One of the standout innovations is M2’s multi-stage hash join (MSHJ), a clever algorithm designed to efficiently join data across different models—especially between arrays and tables—without expensive data copying or format conversions. This join method leverages the spatial organization of array data to minimize disk reads and speeds up the process dramatically.
Why Multi-Stage Hash Join Feels Like Magic
Joining data from different models is like trying to match puzzle pieces from different sets. Arrays are stored in tiled blocks optimized for spatial locality, while relational data is unordered. Traditional join methods either convert arrays into tables (costly and slow) or scan arrays repeatedly (inefficient).
MSHJ sidesteps these issues by sorting and bucketing relational data to align with the array’s tiled structure. It then sequentially probes only the necessary tiles, ensuring each tile is accessed just once. This approach drastically reduces disk I/O and avoids unnecessary data copying.

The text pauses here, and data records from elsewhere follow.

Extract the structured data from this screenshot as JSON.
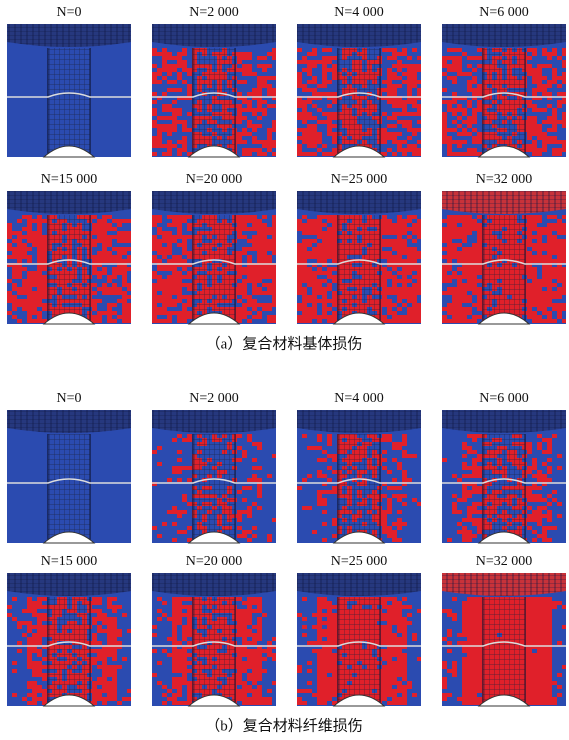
{
  "panels": [
    {
      "caption": "（a）复合材料基体损伤",
      "labels": [
        "N=0",
        "N=2 000",
        "N=4 000",
        "N=6 000",
        "N=15 000",
        "N=20 000",
        "N=25 000",
        "N=32 000"
      ]
    },
    {
      "caption": "（b）复合材料纤维损伤",
      "labels": [
        "N=0",
        "N=2 000",
        "N=4 000",
        "N=6 000",
        "N=15 000",
        "N=20 000",
        "N=25 000",
        "N=32 000"
      ]
    }
  ]
}
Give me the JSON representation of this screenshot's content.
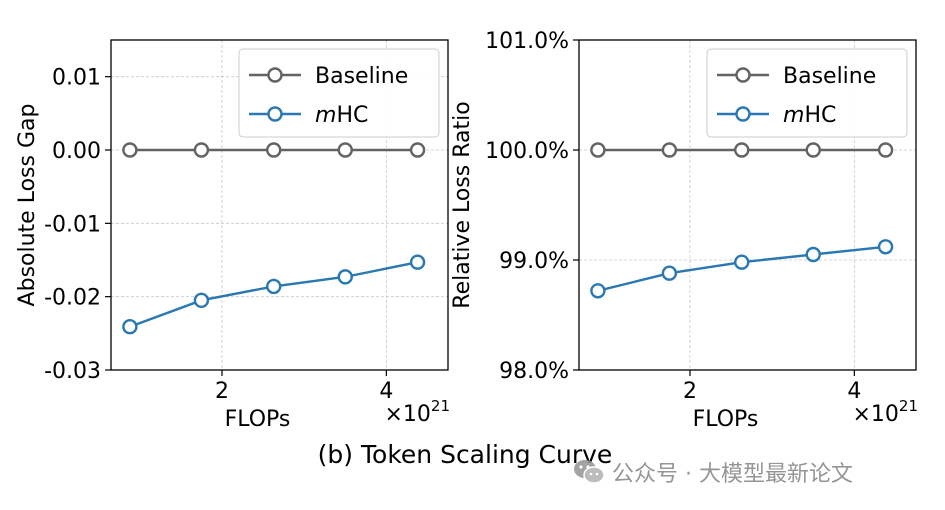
{
  "caption": "(b) Token Scaling Curve",
  "watermark": "公众号 · 大模型最新论文",
  "colors": {
    "baseline": "#636363",
    "mhc": "#2a78b2",
    "grid": "#c8c8c8"
  },
  "chart_data": [
    {
      "type": "line",
      "ylabel": "Absolute Loss Gap",
      "xlabel": "FLOPs",
      "x_multiplier": "×10",
      "x_exponent": "21",
      "xlim": [
        0.65,
        4.75
      ],
      "ylim": [
        -0.03,
        0.015
      ],
      "xticks": [
        2,
        4
      ],
      "xtick_labels": [
        "2",
        "4"
      ],
      "yticks": [
        -0.03,
        -0.02,
        -0.01,
        0,
        0.01
      ],
      "ytick_labels": [
        "-0.03",
        "-0.02",
        "-0.01",
        "0.00",
        "0.01"
      ],
      "x": [
        0.88,
        1.75,
        2.63,
        3.5,
        4.38
      ],
      "series": [
        {
          "name": "Baseline",
          "name_italic": "",
          "name_rest": "Baseline",
          "color": "#636363",
          "values": [
            0.0,
            0.0,
            0.0,
            0.0,
            0.0
          ]
        },
        {
          "name": "mHC",
          "name_italic": "m",
          "name_rest": "HC",
          "color": "#2a78b2",
          "values": [
            -0.0241,
            -0.0205,
            -0.0186,
            -0.0173,
            -0.0153
          ]
        }
      ],
      "grid": true,
      "legend": "top-right"
    },
    {
      "type": "line",
      "ylabel": "Relative Loss Ratio",
      "xlabel": "FLOPs",
      "x_multiplier": "×10",
      "x_exponent": "21",
      "xlim": [
        0.65,
        4.75
      ],
      "ylim": [
        98.0,
        101.0
      ],
      "xticks": [
        2,
        4
      ],
      "xtick_labels": [
        "2",
        "4"
      ],
      "yticks": [
        98.0,
        99.0,
        100.0,
        101.0
      ],
      "ytick_labels": [
        "98.0%",
        "99.0%",
        "100.0%",
        "101.0%"
      ],
      "x": [
        0.88,
        1.75,
        2.63,
        3.5,
        4.38
      ],
      "series": [
        {
          "name": "Baseline",
          "name_italic": "",
          "name_rest": "Baseline",
          "color": "#636363",
          "values": [
            100.0,
            100.0,
            100.0,
            100.0,
            100.0
          ]
        },
        {
          "name": "mHC",
          "name_italic": "m",
          "name_rest": "HC",
          "color": "#2a78b2",
          "values": [
            98.72,
            98.88,
            98.98,
            99.05,
            99.12
          ]
        }
      ],
      "grid": true,
      "legend": "top-right"
    }
  ]
}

In practical terms, MSHJ can speed up multi-model joins by orders of magnitude compared to conventional methods, especially when dealing with large, multi-dimensional datasets.
Putting M2 to the Test: Performance That Turns Heads
The Seoul National University team evaluated M2 using M2Bench, a benchmark suite designed for multi-model analytic workloads. They compared M2 against popular multi-model databases and polyglot persistence setups involving multiple independent systems.
The results were striking. M2 outperformed all competitors by up to 188 times in execution speed on complex multi-model queries. This leap came from its integrated architecture, specialized engines, and the efficiency of MSHJ.
Moreover, M2’s unified buffer pool—a shared memory space for both storage engines—improved memory utilization and reduced costly disk spills, especially during iterative machine learning tasks involving large matrices.
What This Means for the Future of Data Analytics
M2 represents a significant step toward truly versatile database systems that can handle the messy, multi-faceted data of today’s world without sacrificing performance. By treating each data model as a peer and leveraging specialized engines in harmony, M2 breaks down the silos that have long hampered multi-model analytics.
For data scientists, engineers, and businesses, this means faster insights, more seamless workflows, and the ability to tackle complex problems that span structured tables, nested documents, and high-dimensional arrays—all within a single, coherent system.
While M2 is still a prototype, its architecture opens exciting avenues for future research: smarter query optimizations, support for even more data models like graphs, and richer multi-model query languages.
In a World of Data Babel, M2 Offers a Common Tongue
As data grows more diverse and interconnected, the ability to process multiple data models efficiently is no longer a luxury—it’s a necessity. The work from Seoul National University shows that with thoughtful integration and innovative algorithms like multi-stage hash join, we can build systems that not only speak many data languages but do so fluently and fast.
In the end, M2 isn’t just a database system; it’s a bridge across the data divide, promising a future where the complexity of data models no longer slows down discovery but fuels it.